World Bank President Robert Zoellick Resigns | Hillary Clinton to Replace?

World Bank President Robert Zoellick speaks during a press conference at World Bank's office in Beijing, China, Sept. 5, 2011. (Alexander F. Yuan/AP Photo)

World Bank President Robert Zoellick informed the 187-nation lending organization’s board Wednesday that he will leave office June 30, the end of his five-year term.

This raises a question: who will replace him?

“I’m honored to have led such a world class institution with so many talented and exceptional people,” Zoellick said in a statement announcing his plans.

The board now begins a selection process to find a new leader, a process that is expected to be more open than in the past. Under an informal agreement dating to the bank’s founding nearly 68 years ago, its president has been an American.

“Speculation has been rife in recent months over who might take the job when Zoellick departs,” Reuters reports. “Possible U.S. candidates include Secretary of State Hillary Clinton and former White House economic adviser Larry Summers.”

“Hillary Clinton wants the job,” a source told Reuters.

If Clinton were to leave State, Sen. John Kerry, chairman of the Senate Foreign Relations Committee, is at the top of the list of those who would replace her.

And although Press Secretary Jay Carney denies that Clinton will get the nod from President Obama, the rumors persist.

It has also been rumored that Zoellick, a President George W. Bush appointee, may be a potential candidate for a senior position if a Republican candidate takes the White House in November.

Zoellick said he will stay focused on being bank president until June 30 and will continue to drive policies and programs at a heightened tempo. For example, later this month the bank said he will unveil a groundbreaking study on the future structure of China’s economic growth model, the Associated Press reports.

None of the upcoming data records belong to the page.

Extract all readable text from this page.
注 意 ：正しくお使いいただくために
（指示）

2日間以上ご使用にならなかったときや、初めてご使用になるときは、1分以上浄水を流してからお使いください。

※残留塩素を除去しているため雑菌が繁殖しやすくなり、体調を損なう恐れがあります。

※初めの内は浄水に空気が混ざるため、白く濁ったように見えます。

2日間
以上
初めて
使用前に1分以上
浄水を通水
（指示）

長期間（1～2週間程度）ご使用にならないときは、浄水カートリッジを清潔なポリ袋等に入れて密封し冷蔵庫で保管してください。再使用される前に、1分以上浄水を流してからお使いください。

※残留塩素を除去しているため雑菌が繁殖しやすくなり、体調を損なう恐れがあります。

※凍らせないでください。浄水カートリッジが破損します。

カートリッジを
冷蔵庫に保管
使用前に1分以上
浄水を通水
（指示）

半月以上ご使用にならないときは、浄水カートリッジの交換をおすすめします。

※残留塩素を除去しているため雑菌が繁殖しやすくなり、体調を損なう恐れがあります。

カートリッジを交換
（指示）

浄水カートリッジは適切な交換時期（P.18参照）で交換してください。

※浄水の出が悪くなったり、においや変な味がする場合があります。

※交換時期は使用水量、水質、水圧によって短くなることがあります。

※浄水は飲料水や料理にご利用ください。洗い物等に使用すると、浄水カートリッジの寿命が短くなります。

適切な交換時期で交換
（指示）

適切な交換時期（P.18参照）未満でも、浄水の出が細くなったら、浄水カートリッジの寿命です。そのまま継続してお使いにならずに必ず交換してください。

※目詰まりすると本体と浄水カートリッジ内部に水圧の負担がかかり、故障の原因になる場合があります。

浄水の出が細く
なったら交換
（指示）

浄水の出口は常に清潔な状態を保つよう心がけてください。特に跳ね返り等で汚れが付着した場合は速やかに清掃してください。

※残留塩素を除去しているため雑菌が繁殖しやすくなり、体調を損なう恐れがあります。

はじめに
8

Under Zoellick’s leadership, the bank provided more than $247 billion to help developing countries boost growth and overcome poverty.

Zoellick said he was “pleased that when the world needed the bank to step up, our shareholders responded with expanded resources and support for key reforms that made us quicker, more effective and more open.”

He said the bank was now in a strong position and ready for new challenges “so it is a natural time for me to move on and support new leadership.”

The Associated Press contributed to this report.